Proposing plans that would affect the Imlil village in the Tifnoute valley, groups identified the barriers facing this community. One group decided upon drip irrigation, which would consist of a pressure drip system connected to a basin, using gravity to reach the village. It included the community in its installation and implementation, and would reduce waterborne illnesses and allow for girls to attend school more frequently, who typically carry water from the previous source.
While the village did have a school, it was in poor condition and lacked living facilities for teachers and bathrooms. One solution was to construct a building that included two schoolrooms, bathroom facilities, and teacher’s housing, all which would be located within close proximity to the water supply.

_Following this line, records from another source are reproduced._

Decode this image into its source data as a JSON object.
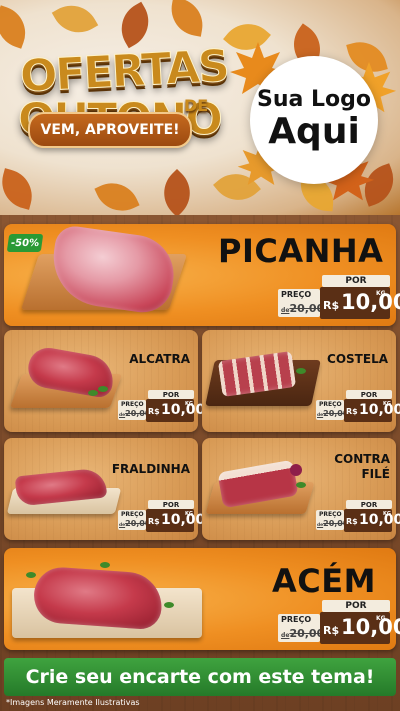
{
  "header": {
    "title_line1": "OFERTAS",
    "title_line2": "OUTONO",
    "title_de": "DE",
    "ribbon": "VEM, APROVEITE!",
    "logo_line1": "Sua Logo",
    "logo_line2": "Aqui"
  },
  "colors": {
    "accent_orange": "#ef8f22",
    "price_brown": "#5a2f15",
    "cta_green": "#2f8f32",
    "discount_green": "#2a9a35"
  },
  "price_labels": {
    "por": "POR",
    "preco": "PREÇO",
    "de": "de",
    "currency": "R$",
    "unit": "KG"
  },
  "products": [
    {
      "name": "PICANHA",
      "discount": "-50%",
      "old_price": "20,00",
      "new_price": "10,00"
    },
    {
      "name": "ALCATRA",
      "old_price": "20,00",
      "new_price": "10,00"
    },
    {
      "name": "COSTELA",
      "old_price": "20,00",
      "new_price": "10,00"
    },
    {
      "name": "FRALDINHA",
      "old_price": "20,00",
      "new_price": "10,00"
    },
    {
      "name_line1": "CONTRA",
      "name_line2": "FILÉ",
      "old_price": "20,00",
      "new_price": "10,00"
    },
    {
      "name": "ACÉM",
      "old_price": "20,00",
      "new_price": "10,00"
    }
  ],
  "footer": {
    "cta": "Crie seu encarte com este tema!",
    "disclaimer": "*Imagens Meramente Ilustrativas"
  }
}
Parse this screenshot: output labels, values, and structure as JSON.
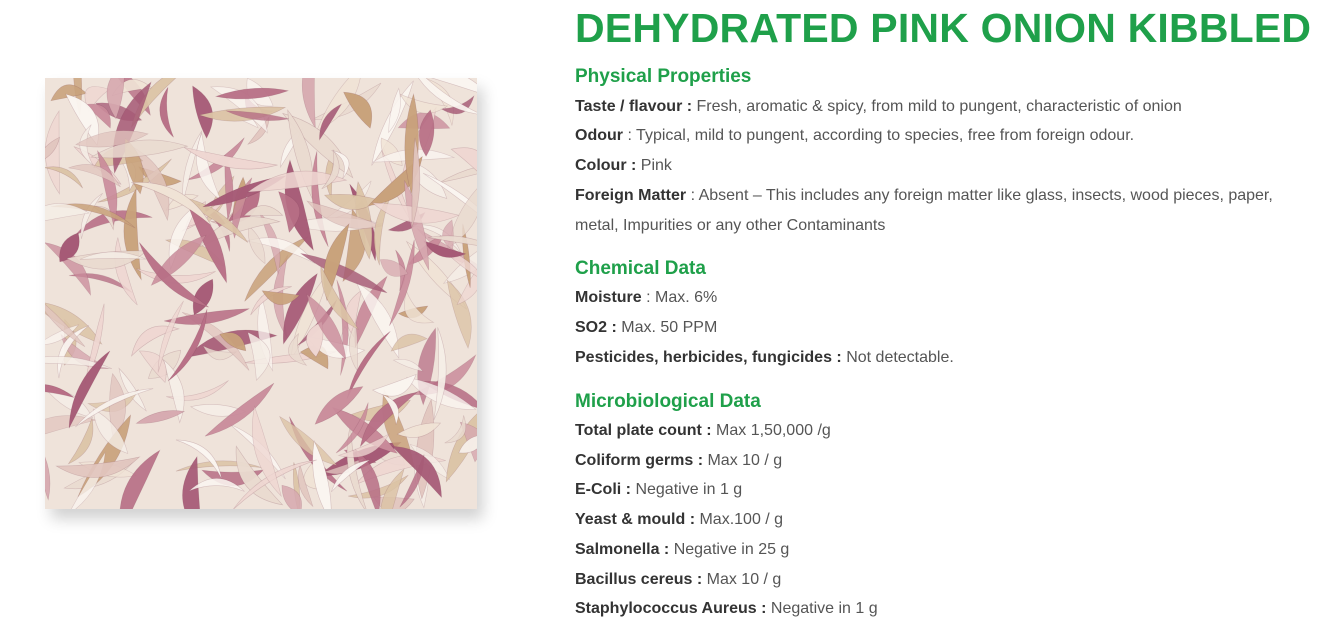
{
  "product": {
    "title": "DEHYDRATED PINK ONION KIBBLED"
  },
  "physical": {
    "heading": "Physical Properties",
    "rows": [
      {
        "label": "Taste / flavour :",
        "value": " Fresh, aromatic & spicy, from mild to pungent, characteristic of onion"
      },
      {
        "label": "Odour",
        "value": " : Typical, mild to pungent, according to species, free from foreign odour."
      },
      {
        "label": "Colour :",
        "value": " Pink"
      },
      {
        "label": "Foreign Matter",
        "value": " : Absent – This includes any foreign matter like glass, insects, wood pieces, paper, metal, Impurities or any other Contaminants"
      }
    ]
  },
  "chemical": {
    "heading": "Chemical Data",
    "rows": [
      {
        "label": "Moisture",
        "value": " : Max. 6%"
      },
      {
        "label": "SO2 :",
        "value": " Max. 50 PPM"
      },
      {
        "label": "Pesticides, herbicides, fungicides :",
        "value": " Not detectable."
      }
    ]
  },
  "micro": {
    "heading": "Microbiological Data",
    "rows": [
      {
        "label": "Total plate count :",
        "value": " Max 1,50,000 /g"
      },
      {
        "label": "Coliform germs :",
        "value": " Max 10 / g"
      },
      {
        "label": "E-Coli :",
        "value": " Negative in 1 g"
      },
      {
        "label": "Yeast & mould :",
        "value": " Max.100 / g"
      },
      {
        "label": "Salmonella :",
        "value": " Negative in 25 g"
      },
      {
        "label": "Bacillus cereus :",
        "value": " Max 10 / g"
      },
      {
        "label": "Staphylococcus Aureus :",
        "value": " Negative in 1 g"
      }
    ]
  },
  "colors": {
    "heading_green": "#1fa04a",
    "body_text": "#555555",
    "label_text": "#333333"
  }
}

For the nursery, one group noted their result of using the participatory method. Villagers mentioned efficient agriculture irrigation, erosion safeguard terraces, and organic certification as priorities when constructing the nursery.
These projects also utilized one of the High Atlas Foundation’s central imperatives: human development in the participatory approach. All projects emphasized local labor, and the importance of community input, and many also included the necessity of training for operation and maintenance of the constructed facilities.
Access to potable water is one of the most serious problems affecting communities in the High Atlas Mountains of Morocco. The infant mortality rate in this particular region is 4 times the national average, and is linked directly to unsafe drinking water. Women and girls spend many hours procuring water that is non-potable. Thus, HAF devotes energy and time to completing projects to bring safe drinking water and improved sanitation to Morocco’s most remote rural villages, and reducing high infant mortality rates in the process, illnesses among the general population, and improve the lives of women and girls.
To provide potable water to villages, HAF works with communities to establish the essential infrastructure – a gravity-flow water system that pipes pure water from distant springs to reservoirs built above villages, from which water runs through distribution systems to public taps near houses, schools and mosques. The project uses local building techniques, knowledge and resources – and trains 2 people from each village before, during and after construction, to ensure that appropriate ongoing maintenance occurs.
For the University of Washington students, the innovation and creativity shown these student presentations is inspiring. Not only are their various approaches to building options interesting, but also the inclusion of HAF’s participatory development method affirms the necessity for community involvement in sustainable development. The High Atlas Foundation thanks all of the students, and especially Dr. Ruth Howe, for their ideas and input.